The Man Who Made Air Travel Better Has Died

The familiar colors of Southwest Airlines, at Las Vegas airport (Lucy Nicholson / Reuters)
Editor’s Note: This article previously appeared in a different format as part of The Atlantic’s Notes section, retired in 2021.

Almost everything that is “positive” about the modern air-travel experience, is positive thanks to Southwest Airlines. Upbeat staff and crew attitude, straightforward rather than hyper-opaque pricing, even the more-or-less egalitarian boarding process—these are all associated with Southwest.

In the past few years, Southwest’s on-time performance has declined to just-average, and in 2018 it had its first-ever fatal accident aboard one of its (in which one person died; back in 2005, a Southwest plane skidded off the runway when landing in a snowstorm at Midway airport, and killed one person on the ground).  Still, when I have the choice—which is to say, when Southwest goes where I want to go—I have a bias toward Southwest.

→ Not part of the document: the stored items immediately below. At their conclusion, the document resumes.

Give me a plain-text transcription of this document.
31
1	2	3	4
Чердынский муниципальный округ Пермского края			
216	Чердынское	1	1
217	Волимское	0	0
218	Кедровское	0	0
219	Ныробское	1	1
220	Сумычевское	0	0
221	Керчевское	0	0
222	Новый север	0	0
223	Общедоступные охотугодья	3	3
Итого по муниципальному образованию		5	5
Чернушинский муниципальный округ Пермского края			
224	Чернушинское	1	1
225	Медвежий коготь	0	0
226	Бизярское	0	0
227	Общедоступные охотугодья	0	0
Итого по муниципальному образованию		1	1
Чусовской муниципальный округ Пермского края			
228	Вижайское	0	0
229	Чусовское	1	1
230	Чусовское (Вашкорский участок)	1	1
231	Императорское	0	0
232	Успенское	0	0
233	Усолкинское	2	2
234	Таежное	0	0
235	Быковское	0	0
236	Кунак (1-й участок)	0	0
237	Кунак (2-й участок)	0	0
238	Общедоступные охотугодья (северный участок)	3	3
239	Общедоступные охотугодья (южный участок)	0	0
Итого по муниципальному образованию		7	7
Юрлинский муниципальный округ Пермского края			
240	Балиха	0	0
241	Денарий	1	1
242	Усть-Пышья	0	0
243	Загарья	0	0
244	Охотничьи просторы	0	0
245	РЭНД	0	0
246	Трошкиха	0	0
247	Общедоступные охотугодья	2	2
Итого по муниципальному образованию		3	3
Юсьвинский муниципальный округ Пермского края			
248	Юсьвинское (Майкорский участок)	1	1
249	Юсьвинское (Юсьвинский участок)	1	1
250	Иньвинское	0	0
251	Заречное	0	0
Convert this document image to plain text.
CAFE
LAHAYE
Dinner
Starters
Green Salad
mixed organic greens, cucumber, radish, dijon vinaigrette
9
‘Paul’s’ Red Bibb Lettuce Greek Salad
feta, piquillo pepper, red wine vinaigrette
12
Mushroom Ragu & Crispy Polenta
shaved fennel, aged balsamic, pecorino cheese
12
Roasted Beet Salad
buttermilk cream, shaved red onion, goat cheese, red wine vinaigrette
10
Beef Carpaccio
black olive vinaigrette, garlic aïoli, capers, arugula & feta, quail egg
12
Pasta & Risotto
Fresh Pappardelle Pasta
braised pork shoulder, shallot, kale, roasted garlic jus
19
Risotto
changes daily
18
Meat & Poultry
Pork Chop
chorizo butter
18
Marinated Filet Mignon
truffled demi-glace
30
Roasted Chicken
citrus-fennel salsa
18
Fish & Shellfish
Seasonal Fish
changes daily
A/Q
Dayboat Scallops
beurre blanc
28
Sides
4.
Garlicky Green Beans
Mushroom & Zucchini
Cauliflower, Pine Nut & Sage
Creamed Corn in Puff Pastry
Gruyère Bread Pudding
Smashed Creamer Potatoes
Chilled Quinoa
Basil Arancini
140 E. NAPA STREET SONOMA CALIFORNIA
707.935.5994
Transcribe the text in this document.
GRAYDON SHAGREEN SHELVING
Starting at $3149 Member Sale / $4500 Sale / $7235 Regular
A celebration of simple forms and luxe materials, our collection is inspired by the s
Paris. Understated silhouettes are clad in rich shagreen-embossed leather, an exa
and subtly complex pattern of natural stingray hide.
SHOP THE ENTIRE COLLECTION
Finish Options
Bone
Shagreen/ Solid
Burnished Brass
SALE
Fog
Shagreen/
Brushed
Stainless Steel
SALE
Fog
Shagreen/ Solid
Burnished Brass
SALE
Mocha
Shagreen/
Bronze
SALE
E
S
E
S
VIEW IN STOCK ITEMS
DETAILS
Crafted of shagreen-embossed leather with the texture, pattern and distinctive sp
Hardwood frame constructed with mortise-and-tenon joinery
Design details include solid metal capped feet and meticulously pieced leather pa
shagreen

Two Texans, in 2007. Herb Kelleher at left. (Kevin Lamarque / Reuters)

In 1971, when he had just turned 40, Herb Kelleher co-founded Southwest. (And what have you done recently?) In the summer of 1975, when the airline was still getting going — and when I was working, based in Austin, for the then-fledgling Texas Monthly magazine — I did a cover story about Kelleher, his vision for air travel, and the “Great Texas Airline Wars” of that era, which Kelleher’s Southwest ultimately won.

The story, again, is here. If there are things that seem out of date—hey, it was during the Gerald Ford administration, and when I reported and wrote it I was 25.

I really enjoyed knowing Herb Kelleher. He died today, at age 87. RIP—and travel well, in his honor.